Por si hubiese aún alguna duda sobre su precario nivel intelectual, el señor obispo tuvo a bien expresar que el dictamen de las Comisiones de Gobernación, Puntos Constitucionales y de la Familia en relación al Artículo 2 permite “hacer manipulación in vitro, es decir, sinvergüenzadas. Hablan de salud reproductiva y se refieren a que las niñas y las señoritas puedan tomar la píldora del día siguiente y utilizar el DIU (dispositivo intrauterino) como otras cosas. Ahí se ve la mano de un gusano perverso”. Difícil reunir tantos disparates en tan poco espacio.
Segunda conjetura: el obispo de Aguascalientes se permite menospreciar las leyes ya que sabe que no será sancionado por las autoridades civiles.
A pesar de que el artículo 130 establece la separación entre el Estado y las iglesias y de que en el artículo 3 de la Ley de Asociaciones Religiosas y Culto Público se afirma la laicidad del Estado mexicano, parece ser que las autoridades civiles y religiosas del país y de la entidad han llegado, por lo pronto por la vía de los hechos, a un cómodo acuerdo según el cual el célebre principio de dar al César lo que es del César y a Dios lo que es de Dios, (Mateo, 22, 21) cabe hoy ser reinterpretado de tal modo que parte de lo que le corresponde a César en realidad le corresponde, más que a Dios, a la Iglesia y sus arzobispos, obispos o sacerdotes.

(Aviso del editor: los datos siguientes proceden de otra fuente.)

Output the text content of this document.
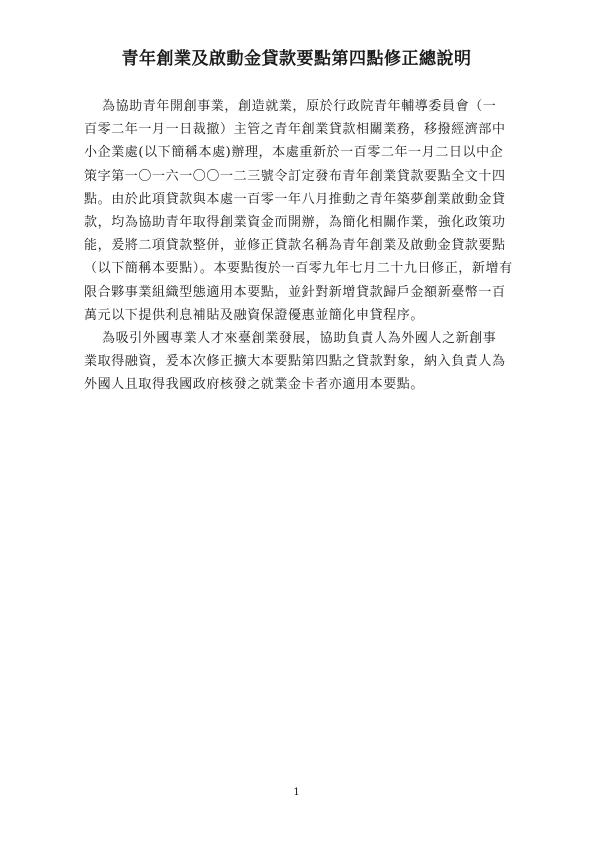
青年創業及啟動金貸款要點第四點修正總說明

為協助青年開創事業，創造就業，原於行政院青年輔導委員會（一
百零二年一月一日裁撤）主管之青年創業貸款相關業務，移撥經濟部中
小企業處(以下簡稱本處)辦理，本處重新於一百零二年一月二日以中企
策字第一〇一六一〇〇一二三號令訂定發布青年創業貸款要點全文十四
點。由於此項貸款與本處一百零一年八月推動之青年築夢創業啟動金貸
款，均為協助青年取得創業資金而開辦，為簡化相關作業，強化政策功
能，爰將二項貸款整併，並修正貸款名稱為青年創業及啟動金貸款要點
（以下簡稱本要點）。本要點復於一百零九年七月二十九日修正，新增有
限合夥事業組織型態適用本要點，並針對新增貸款歸戶金額新臺幣一百
萬元以下提供利息補貼及融資保證優惠並簡化申貸程序。

為吸引外國專業人才來臺創業發展，協助負責人為外國人之新創事
業取得融資，爰本次修正擴大本要點第四點之貸款對象，納入負責人為
外國人且取得我國政府核發之就業金卡者亦適用本要點。

1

En este país, en esta entidad no parece impropio ni descabellado, y sí muy triste y preocupante, afirmar que las autoridades religiosas, o al menos las católicas, gozan de una suerte de impunidad que, por un lado, ampara su incursión recurrente en la vida política y legislativa de la entidad y, por otro lado, explica la invariable omisión de parte de las autoridades civiles, como juraron en cuanto tomaron posesión de sus cargos, de velar por el Estado de Derecho. Ello quizá nos ayude a explicarnos tanto el porqué el obispo local parece no ver ningún problema en reclamar para sí derechos legislativos que no sólo no le corresponden, sino que, además, nadie quiere que ejerza, como el porqué las autoridades de la entidad gustan tanto de hacer público lo que, en sentido estricto pertenece a su vida privada, es decir su religiosidad, sus lazos de amistad con el obispo. Ambas autoridades, las religiosas y las civiles parecen, entonces, estar plácidamente instaladas en este desacato mutuo a la laicidad de la República y sus leyes.
Tercera conjetura: las mujeres seguirán siendo dueñas de su cuerpo… pero sujetas a ciertas condiciones
El dictamen de las comisiones locales ha disgustado, entonces, al señor obispo. Por razones totalmente distintas tampoco me ha parecido adecuado: se trata de una resolución de compromiso que deja en el mismo estado en que estaba, es decir muy restringido, el derecho a la libre reproducción de las mujeres, esto es que no termina por reconocer en plenitud ese derecho. De los males el menor, por supuesto. Pero si realmente queremos crecer como sociedad, si efectivamente aspiramos a acrecentar nuestras libertades, si hemos de tomar nuestra mayoría de edad con seriedad, debemos dejar atrás la aprensión que despierta aún la plena libertad de las mujeres: sus derechos no deben estar sujetos a las condiciones que nacen de nuestros temores.